In any case: After renaming the package, the github URL would change. Would I need to resubmit it under the new name?

bioc-issue-bot commented 6 years ago

Received a valid push; starting a build. Commits are:

64b9620 restructuring based on BioC submission comments

bioc-issue-bot commented 6 years ago

Dear Package contributor,

This is the automated single package builder at bioconductor.org.

Your package has been built on Linux, Mac, and Windows.

On one or more platforms, the build results were: "skipped, ERROR". This may mean there is a problem with the package that you need to fix. Or it may mean that there is a problem with the build system itself.

Please see the build report for more details.

bioc-issue-bot commented 6 years ago

Received a valid push; starting a build. Commits are:

f6bd49e BiocCheck fixes

bioc-issue-bot commented 6 years ago

Dear Package contributor,

This is the automated single package builder at bioconductor.org.

Your package has been built on Linux, Mac, and Windows.

On one or more platforms, the build results were: "skipped, ERROR". This may mean there is a problem with the package that you need to fix. Or it may mean that there is a problem with the build system itself.

Please see the build report for more details.

FelixErnst commented 6 years ago

First things first: Thanks again for the feedback. First submissions are always tricky and the feedback is so important to learn from ones "mistakes".

  1. I renamed the package to tRNAscanImport and the main function import.tRNAscanAsGRanges analogous to import.gff3 from the rtracklayer package . As suggested a direct conversion to a gff3 compatible GRanges object can be triggered by setting as.gff3 = TRUE and tRNAscan2GFF expects a GRanges as input, so it can be converted from compatible input independently of the origin of the GRanges object.

  2. Do you mean the ID column?
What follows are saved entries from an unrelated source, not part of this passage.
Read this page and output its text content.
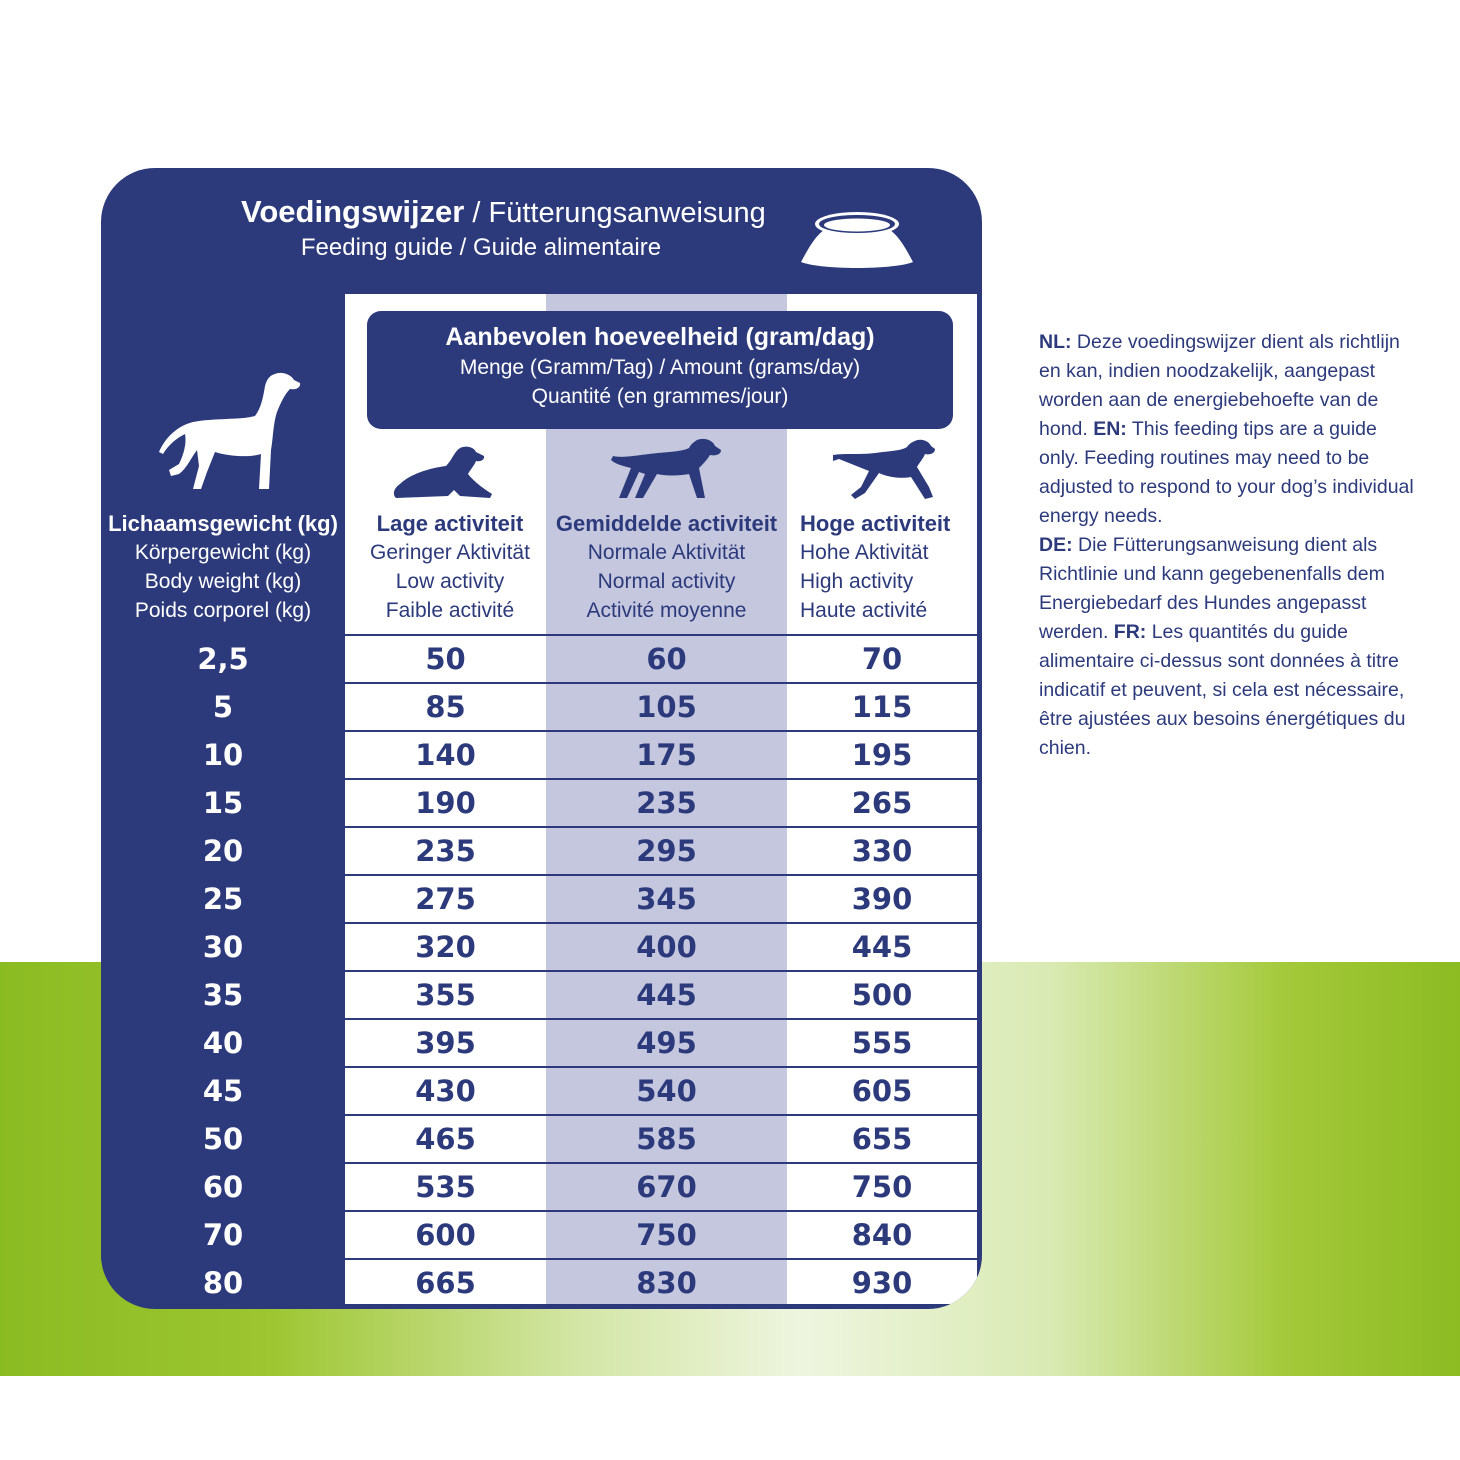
Voedingswijzer / Fütterungsanweisung
Feeding guide / Guide alimentaire
Lichaamsgewicht (kg)
Körpergewicht (kg)
Body weight (kg)
Poids corporel (kg)
Aanbevolen hoeveelheid (gram/dag)
Menge (Gramm/Tag) / Amount (grams/day)
Quantité (en grammes/jour)
Lage activiteit
Geringer Aktivität
Low activity
Faible activité
Gemiddelde activiteit
Normale Aktivität
Normal activity
Activité moyenne
Hoge activiteit
Hohe Aktivität
High activity
Haute activité
2,5	50	60	70
5	85	105	115
10	140	175	195
15	190	235	265
20	235	295	330
25	275	345	390
30	320	400	445
35	355	445	500
40	395	495	555
45	430	540	605
50	465	585	655
60	535	670	750
70	600	750	840
80	665	830	930

NL: Deze voedingswijzer dient als richtlijn en kan, indien noodzakelijk, aangepast worden aan de energiebehoefte van de hond. EN: This feeding tips are a guide only. Feeding routines may need to be adjusted to respond to your dog’s individual energy needs.

DE: Die Fütterungsanweisung dient als Richtlinie und kann gegebenenfalls dem Energiebedarf des Hundes angepasst werden. FR: Les quantités du guide alimentaire ci-dessus sont données à titre indicatif et peuvent, si cela est nécessaire, être ajustées aux besoins énergétiques du chien.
That is a bit of functionality, which one has to have, since tRNA have sometimes multiple copies per chromosome. I followed the naming convention SGD uses. In my opinion, that is the most robust naming scheme, to ensure unique IDs.

  3. Done on the types. Apart from the numeric/integer values, the export.gff3/import.gff3 looks much alike the output of tRNAscan2GFF.

  4. Done

  5. Done

  6. Regarding the width issue: I will open an issue one the BiocStyle repo. The reason for the wrapping probably is, that the character vector in tRNA_str does not have a space in in it. So I don't know, how that can be resolved in BiocStyle. It could be solved by extending the XStringSet for something like DotBStringSet (dot bracket annotation of nucleotide secondary structure), which would than behave like DNAStringSet masking longer sequences.

Since the build broke because of some path not found, I assume it was because of the renaming. The Webhook also does not work anymore, since the BioC build system does not know about the package with the new name. ("Sorry, you haven't told us about this repository, please go to https://github.com/Bioconductor/Contributions/issues/new .")

I opened another issue with renamed package: https://github.com/Bioconductor/Contributions/issues/645 Is that the right procedure or should/can I do something else?

hpages commented 6 years ago

Yes, opening a new issue is the right procedure. I'll close this one and follow-up on the new one. Thanks!